Confessions of an unusually old closet hipster (apparently)

Tuesday, 1 March 2011 6:11 am

I'm still in recovery mode after a Saturday morning breakfast conversation with my two still-living-at-home unattached 20-something Gen-Y offspring. It was in this conversation over egg and tomato that I was zealously apprised of a fact I had no doubt been suppressing for many years: I am a hipster.

The revelation did strike me with some mental confusion, however. On the advice of one of my familial interlocutors I scurried off to my macbook (significant in itself, as will be revealed shortly) to trawl Google's collected wisdom on the subject of 'how to be a hipster'. Most of what I could find through the first half-dozen links was about fashion, as practised by a sub-culture none of whom have yet attained the age of 30. There was the first bewilderment. I've just turned 52, and my son and daughter did reluctantly admit that I lacked the dedication to tight jeans and pre-loved flannel shirts worn by all self-respecting hipsters at uni and other places. With this admission came the conferral of an additional adjectival epithet ... I am in fact a closet hipster.

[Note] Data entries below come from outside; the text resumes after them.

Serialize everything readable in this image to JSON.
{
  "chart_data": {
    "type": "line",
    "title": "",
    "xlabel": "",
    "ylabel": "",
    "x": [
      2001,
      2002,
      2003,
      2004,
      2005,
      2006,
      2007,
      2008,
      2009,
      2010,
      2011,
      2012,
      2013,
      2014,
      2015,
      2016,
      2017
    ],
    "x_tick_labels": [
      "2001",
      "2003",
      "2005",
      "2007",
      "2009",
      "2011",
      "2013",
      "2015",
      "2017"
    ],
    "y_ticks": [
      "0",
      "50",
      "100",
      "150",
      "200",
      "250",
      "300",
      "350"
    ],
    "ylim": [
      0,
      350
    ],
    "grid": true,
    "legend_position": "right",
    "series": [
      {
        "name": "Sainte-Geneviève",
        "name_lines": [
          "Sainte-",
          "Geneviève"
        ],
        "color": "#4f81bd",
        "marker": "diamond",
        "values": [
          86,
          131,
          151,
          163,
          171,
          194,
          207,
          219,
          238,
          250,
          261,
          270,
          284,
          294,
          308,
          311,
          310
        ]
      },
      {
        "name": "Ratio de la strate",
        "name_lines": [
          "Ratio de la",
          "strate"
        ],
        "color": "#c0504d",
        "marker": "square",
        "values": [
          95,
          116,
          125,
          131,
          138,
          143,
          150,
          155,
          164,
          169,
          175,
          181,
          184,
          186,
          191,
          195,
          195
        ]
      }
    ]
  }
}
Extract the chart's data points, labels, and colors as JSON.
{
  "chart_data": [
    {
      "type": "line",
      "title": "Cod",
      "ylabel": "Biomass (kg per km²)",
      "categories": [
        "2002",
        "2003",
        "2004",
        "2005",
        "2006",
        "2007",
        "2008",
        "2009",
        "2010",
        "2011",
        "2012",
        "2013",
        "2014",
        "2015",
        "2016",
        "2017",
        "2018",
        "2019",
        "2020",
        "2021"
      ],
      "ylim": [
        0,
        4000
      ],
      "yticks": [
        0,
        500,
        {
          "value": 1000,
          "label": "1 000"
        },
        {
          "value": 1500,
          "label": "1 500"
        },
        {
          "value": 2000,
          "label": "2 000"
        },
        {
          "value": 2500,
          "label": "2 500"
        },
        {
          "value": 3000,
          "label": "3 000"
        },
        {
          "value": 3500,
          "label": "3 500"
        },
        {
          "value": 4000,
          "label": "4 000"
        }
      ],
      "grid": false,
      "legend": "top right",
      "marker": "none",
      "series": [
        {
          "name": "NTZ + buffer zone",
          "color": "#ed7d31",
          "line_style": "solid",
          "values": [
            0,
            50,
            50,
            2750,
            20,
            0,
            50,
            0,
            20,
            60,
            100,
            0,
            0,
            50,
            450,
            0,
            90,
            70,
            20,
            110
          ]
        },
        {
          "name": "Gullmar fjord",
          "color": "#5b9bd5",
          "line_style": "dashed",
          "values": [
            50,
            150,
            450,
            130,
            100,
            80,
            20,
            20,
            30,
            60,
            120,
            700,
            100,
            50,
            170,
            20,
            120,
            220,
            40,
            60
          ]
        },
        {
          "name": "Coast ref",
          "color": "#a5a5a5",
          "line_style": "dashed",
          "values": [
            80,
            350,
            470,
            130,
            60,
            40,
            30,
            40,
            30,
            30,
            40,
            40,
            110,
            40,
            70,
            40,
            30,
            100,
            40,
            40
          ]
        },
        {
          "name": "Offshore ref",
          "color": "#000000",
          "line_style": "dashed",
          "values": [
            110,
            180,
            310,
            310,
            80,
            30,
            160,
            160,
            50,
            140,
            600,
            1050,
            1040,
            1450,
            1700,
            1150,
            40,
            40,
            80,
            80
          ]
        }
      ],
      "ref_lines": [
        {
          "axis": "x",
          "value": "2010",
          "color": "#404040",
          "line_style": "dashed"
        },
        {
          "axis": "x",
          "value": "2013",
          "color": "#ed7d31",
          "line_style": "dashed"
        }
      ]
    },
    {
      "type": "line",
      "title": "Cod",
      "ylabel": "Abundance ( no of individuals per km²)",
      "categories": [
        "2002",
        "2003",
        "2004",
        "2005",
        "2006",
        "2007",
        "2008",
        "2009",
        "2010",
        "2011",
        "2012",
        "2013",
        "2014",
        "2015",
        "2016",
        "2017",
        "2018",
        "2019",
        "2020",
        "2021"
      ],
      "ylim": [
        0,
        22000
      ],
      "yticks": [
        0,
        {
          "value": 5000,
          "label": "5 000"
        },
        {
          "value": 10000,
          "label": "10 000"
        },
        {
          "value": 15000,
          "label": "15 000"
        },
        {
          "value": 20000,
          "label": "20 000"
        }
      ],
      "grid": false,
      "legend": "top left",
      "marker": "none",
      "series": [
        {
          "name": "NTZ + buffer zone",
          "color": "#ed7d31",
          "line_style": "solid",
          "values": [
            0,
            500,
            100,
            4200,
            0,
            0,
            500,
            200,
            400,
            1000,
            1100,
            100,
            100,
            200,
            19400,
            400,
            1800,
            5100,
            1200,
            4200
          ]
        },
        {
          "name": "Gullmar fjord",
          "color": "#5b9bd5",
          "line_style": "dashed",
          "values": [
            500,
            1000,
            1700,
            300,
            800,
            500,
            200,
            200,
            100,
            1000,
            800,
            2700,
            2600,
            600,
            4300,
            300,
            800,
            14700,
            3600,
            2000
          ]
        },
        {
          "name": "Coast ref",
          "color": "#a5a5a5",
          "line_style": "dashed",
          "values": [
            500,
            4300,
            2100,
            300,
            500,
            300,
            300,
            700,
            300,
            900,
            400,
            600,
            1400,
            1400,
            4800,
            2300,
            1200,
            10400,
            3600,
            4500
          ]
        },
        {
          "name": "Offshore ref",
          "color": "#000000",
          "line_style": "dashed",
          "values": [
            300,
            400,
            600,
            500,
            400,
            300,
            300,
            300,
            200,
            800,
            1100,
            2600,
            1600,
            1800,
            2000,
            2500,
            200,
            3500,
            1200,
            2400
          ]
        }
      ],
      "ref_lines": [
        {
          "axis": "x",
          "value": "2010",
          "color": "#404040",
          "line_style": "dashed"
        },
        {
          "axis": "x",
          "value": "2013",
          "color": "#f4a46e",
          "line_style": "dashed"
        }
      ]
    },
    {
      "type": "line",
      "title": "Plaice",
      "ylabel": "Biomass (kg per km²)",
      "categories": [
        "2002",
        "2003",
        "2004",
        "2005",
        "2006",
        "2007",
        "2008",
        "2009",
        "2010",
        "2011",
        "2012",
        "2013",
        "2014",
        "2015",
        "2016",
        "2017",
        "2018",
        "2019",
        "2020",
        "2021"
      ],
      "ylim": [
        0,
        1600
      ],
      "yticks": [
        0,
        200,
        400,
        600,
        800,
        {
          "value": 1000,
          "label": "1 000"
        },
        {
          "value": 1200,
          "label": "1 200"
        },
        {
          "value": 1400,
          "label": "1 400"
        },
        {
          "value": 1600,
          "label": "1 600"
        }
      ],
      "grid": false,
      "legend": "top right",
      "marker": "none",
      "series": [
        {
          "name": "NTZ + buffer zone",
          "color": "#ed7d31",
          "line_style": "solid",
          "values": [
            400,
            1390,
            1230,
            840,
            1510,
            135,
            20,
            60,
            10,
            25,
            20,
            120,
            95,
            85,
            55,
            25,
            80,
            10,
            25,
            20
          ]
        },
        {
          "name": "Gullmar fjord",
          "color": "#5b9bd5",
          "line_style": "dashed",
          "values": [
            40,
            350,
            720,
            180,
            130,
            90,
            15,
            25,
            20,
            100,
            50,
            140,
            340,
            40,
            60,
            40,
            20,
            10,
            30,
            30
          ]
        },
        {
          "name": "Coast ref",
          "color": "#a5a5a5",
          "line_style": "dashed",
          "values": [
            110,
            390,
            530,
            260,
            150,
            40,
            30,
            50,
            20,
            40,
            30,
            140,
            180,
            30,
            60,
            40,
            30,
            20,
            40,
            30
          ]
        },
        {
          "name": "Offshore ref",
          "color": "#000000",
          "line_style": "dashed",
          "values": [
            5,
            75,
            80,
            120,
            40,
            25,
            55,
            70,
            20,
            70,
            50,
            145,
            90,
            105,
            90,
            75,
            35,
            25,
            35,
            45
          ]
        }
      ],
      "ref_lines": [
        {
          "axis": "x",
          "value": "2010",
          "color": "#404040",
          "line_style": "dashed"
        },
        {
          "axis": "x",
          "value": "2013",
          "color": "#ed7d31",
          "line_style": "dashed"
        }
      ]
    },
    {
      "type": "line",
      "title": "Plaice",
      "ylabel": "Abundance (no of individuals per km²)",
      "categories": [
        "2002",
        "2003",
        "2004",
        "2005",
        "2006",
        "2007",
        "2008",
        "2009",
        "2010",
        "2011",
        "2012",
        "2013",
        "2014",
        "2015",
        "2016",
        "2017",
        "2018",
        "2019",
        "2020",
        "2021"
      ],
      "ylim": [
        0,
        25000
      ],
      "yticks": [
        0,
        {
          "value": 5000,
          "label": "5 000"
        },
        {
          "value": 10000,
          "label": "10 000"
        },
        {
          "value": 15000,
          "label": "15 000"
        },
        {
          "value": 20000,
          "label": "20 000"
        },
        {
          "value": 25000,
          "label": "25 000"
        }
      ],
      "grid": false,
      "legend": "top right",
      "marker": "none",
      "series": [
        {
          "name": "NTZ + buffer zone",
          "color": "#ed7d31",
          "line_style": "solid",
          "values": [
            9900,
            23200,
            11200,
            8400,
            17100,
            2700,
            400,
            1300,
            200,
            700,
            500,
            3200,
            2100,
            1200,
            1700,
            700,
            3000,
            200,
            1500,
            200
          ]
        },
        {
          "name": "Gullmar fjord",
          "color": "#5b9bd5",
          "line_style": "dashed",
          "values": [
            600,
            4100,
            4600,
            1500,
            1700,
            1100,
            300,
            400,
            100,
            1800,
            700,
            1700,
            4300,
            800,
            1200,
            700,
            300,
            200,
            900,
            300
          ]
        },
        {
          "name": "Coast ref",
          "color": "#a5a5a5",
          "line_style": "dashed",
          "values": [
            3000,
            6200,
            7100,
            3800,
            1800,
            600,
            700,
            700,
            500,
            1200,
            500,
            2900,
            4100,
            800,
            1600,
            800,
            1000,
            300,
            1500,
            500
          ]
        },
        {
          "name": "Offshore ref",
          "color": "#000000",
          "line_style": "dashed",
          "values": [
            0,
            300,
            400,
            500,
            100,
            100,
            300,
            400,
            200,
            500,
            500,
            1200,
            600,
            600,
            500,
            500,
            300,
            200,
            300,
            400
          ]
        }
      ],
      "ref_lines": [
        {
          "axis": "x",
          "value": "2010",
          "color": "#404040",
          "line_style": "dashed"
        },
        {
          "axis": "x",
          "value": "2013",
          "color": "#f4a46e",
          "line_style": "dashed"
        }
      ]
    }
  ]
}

This episode in my cultural enlightenment began with the suggestion that I might just as well be wearing hipster goggles. (Uttered with reference to my newly acquired multifocal specs. Had I then grasped where the conversation was heading, I might have raised the irony that this "hipster" now has glasses to correct presbyopia.) With hindsight, that remark was the softener to capture my attention for the coming moment of awakening. It was pointed out to me that hipsters are invariably a. coffee snobs, and b. lovers of Apple gadgets. What could I do but bow my head solemnly, plead guilty, and await judgement?

Oh yes, I must add that both my judges avowed that they themselves are pure King Canutes, stoically resisting the whelming tide of hipsterdom which has swallowed whole vast hordes of their peers. I did flag a possible appeal on the basis that my son has both an iPhone and an iPad, whereas I have only the former. However it was pointed out that my son's iPad doesn't count as it was given to him by work, and also that I had previously let slip my craving for an iPad and envy of those already so blessed. Guilty yet again, and appeal lost on a technicality. Not to mention the undeniable fact that I recently shouted my daughter to a drink in a particularly hip café in über-hip Yarraville.

So there you have it. I am a (closet) hipster, expertly judged, despite my ever greying hair, ageing ocular lenses, crook back and firsthand knowledge of the 1960s. Maybe I should go back to tucking my shirt in ...

One question remains - Am I to receive my judgement as a complement or an insult?